Im Jahr darauf durfte ich endlich den Führerschein machen. Am 18. Geburtstag brachte mich meine Mutter zum Landratsamt, und so fand meine erste eigene „offizielle“ Fahrt im gelben Charleston statt! (Klar, aufm Land war man als Kind natürlich in diversen Enten über Feldwege oder eigene Wiesen gebrettert. Aber: Psssst!)
Ab sofort stand mir dann die 1990er Ente zur Verfügung für Schule, Wochenende und einige ausgedehnte Touren, etwa mit Klassenkameraden nach Prag.
Auch wenn ich hier etwas unglücklich wirke: Ich hab mich gefreut!
1992, obwohl bereits 18, machte ich nochmal einen Familienurlaub in Frankreich mit, wo ich nach ein paar Tagen die Schnapsidee hatte: „Wir suchen und kaufen eine DS!“ Eher um mich zu beruhigen, fuhren meine Eltern auf der Rückfahrt im Elsaß zu einem Citroën-Händler. Der lachte: „Nein, DS haben wir keine! Aber im Nachbardorf, da gibt es einen kleinen Citroën-Händler, der könnte was haben.“
Gut, dann eben dort! Aber: „Nein, wir haben nur neuere Autos. Aber im Nachbarort, da gibt es eine kleine Werkstatt, der könnte…“
Und dort: „Nein, ich habe keine, aber im Nachbarort, da kenne ich einen, der verkauft seine ID! Der kommt morgen und dann können wir sehen.“
Nun, es war eh schon spät. Wir legten noch eine Übernachtung ein und kamen am Folgetag zu der kleinen Hinterhofwerkstatt. Da stand sie auch schon: Eine traumhafte ID 19 von 1969, grau mit beigem Dach und Anhängerkupplung. Der Besitzer war ein älterer Herr, Buchhalter von Beruf (an der Farbe des Autos klar zu erkennen…), der die ID vor 23 Jahren neu gekauft hatte, und nun, in der Rente, auf einen kleineren ZX umsteigen wollte. Die Göttin (okay, „nur“ eine ID, aber immerhin!) stand da wie neu! Natürlich mit den üblichen Blessuren des Straßburger Nahkampfs, aber hey! Wer will da meckern? Kleinigkeiten!
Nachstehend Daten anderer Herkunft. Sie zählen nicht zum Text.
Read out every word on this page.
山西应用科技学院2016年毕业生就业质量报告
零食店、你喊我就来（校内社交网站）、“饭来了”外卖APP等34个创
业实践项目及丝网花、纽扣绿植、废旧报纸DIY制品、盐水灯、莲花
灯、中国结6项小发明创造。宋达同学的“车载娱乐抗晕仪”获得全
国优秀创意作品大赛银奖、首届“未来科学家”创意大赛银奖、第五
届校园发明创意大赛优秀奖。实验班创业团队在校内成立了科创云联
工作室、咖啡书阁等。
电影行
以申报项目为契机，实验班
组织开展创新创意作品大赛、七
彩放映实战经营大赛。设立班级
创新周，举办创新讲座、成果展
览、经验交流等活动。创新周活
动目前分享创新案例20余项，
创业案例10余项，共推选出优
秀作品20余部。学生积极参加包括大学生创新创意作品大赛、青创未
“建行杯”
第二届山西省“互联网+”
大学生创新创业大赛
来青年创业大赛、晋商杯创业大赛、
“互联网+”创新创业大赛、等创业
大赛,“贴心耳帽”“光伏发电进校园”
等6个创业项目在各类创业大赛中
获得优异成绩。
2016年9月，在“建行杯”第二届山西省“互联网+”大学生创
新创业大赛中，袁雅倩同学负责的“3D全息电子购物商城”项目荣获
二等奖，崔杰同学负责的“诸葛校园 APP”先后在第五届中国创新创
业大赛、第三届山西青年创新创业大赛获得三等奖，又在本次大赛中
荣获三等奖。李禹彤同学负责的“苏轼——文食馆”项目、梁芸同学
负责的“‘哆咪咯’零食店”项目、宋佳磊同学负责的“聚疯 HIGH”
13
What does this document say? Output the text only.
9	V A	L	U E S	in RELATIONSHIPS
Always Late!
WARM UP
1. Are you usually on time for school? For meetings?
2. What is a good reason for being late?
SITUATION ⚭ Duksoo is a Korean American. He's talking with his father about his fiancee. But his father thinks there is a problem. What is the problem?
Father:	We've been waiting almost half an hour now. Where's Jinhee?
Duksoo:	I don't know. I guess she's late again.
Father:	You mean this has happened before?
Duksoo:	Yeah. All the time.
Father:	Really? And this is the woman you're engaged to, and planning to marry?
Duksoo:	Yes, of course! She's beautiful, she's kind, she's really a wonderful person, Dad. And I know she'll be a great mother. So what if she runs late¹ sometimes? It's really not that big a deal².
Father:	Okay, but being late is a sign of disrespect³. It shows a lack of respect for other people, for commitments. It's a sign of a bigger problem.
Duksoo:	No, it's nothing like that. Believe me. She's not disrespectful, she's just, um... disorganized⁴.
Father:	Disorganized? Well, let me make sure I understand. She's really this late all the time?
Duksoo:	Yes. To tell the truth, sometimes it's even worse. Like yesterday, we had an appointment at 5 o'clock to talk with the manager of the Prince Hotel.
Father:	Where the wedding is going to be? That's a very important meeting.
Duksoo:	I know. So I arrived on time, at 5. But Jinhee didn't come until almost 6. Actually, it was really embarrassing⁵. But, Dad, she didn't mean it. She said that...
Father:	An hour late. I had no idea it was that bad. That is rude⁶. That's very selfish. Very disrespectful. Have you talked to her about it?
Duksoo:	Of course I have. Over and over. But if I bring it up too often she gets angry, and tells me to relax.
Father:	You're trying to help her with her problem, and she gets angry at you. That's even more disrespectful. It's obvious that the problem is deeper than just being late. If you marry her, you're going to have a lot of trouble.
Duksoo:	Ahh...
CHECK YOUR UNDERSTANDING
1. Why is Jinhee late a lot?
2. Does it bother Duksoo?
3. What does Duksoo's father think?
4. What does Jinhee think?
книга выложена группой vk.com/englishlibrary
So wurde man sich schnell handelseinig: Für (aus der Erinnerung) 8.000 DM ging sie in unser Eigentum über. Dazu fuhren wir noch am selben Tag nach Hause, holten am nächsten das Geld und fuhren wieder ins Elsaß, um die ID abzuholen.
Somit war ich bereits als angehender Abiturient mit DS unterwegs, gerne auch in die Schule, aber nur sehr selten. Dafür war ja die rote Ente da!
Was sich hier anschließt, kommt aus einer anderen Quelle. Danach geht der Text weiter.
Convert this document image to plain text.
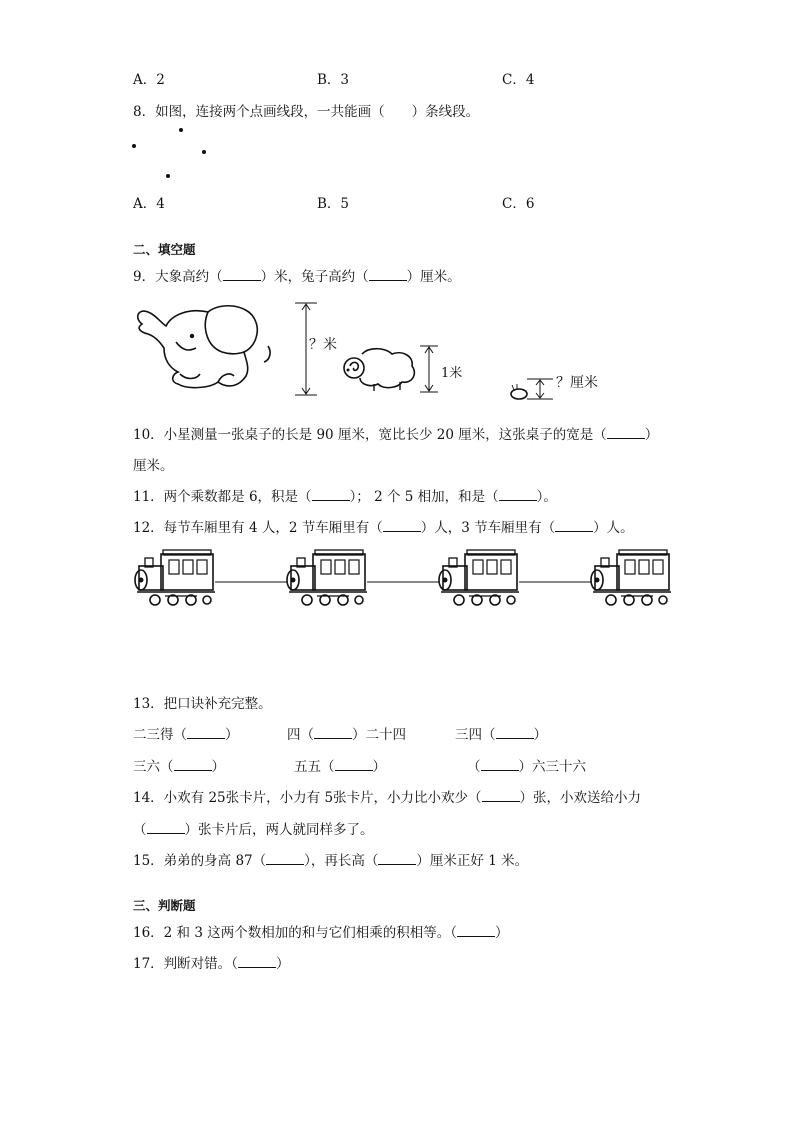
A．2	B．3	C．4
8．如图，连接两个点画线段，一共能画（　　）条线段。
A．4	B．5	C．6
二、填空题
9．大象高约（	）米，兔子高约（	）厘米。
？米
1米
？厘米
10．小星测量一张桌子的长是 90 厘米，宽比长少 20 厘米，这张桌子的宽是（	）
厘米。
11．两个乘数都是 6，积是（	）； 2 个 5 相加，和是（	）。
12．每节车厢里有 4 人，2 节车厢里有（	）人，3 节车厢里有（	）人。
13．把口诀补充完整。
二三得（	）	四（	）二十四	三四（	）
三六（	）	五五（	）	（	）六三十六
14．小欢有 25张卡片，小力有 5张卡片，小力比小欢少（	）张，小欢送给小力
（	）张卡片后，两人就同样多了。
15．弟弟的身高 87（	），再长高（	）厘米正好 1 米。
三、判断题
16．2 和 3 这两个数相加的和与它们相乘的积相等。（	）
17．判断对错。（	）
Nach der Schule begann der Zivildienst und, noch wichtiger, meine Schwester wurde 18, und bekam ihrerseits nun die „Rote“. So ging es wiedermal zum örtlichen Citroën-Händler und seiner Gebraucht-Auslage. Grübelnd stand mein Vater zwischen einem roten Visa und einer grünen Ente und fragte mich, was mir lieber wäre. Ich stand lechzend zwischen einem weißen BX GTI und einem blauen BX 16 TRI, wagte es nicht auf den GTI zu zeigen, hatte aber auch keine Lust auf 2CV und schon gleich gar nicht auf Visa (heute wäre ich begeistert…), und tippte zaghaft auf den himmelblauen BX 16 TRI mit sagenhaften 105 PS, woraufhin mein Vater wenig zaghaft auf seine Stirn tippte…
Doch am nächsten Tag geschah wieder ein Wunder: Vater fragte mich, ob ich das ernst gemeint hätte mit dem BX. Und als ich bejahte, gingen wir ohne große Diskussion hin und nahmen das gute Teil für 8.600 DM mit!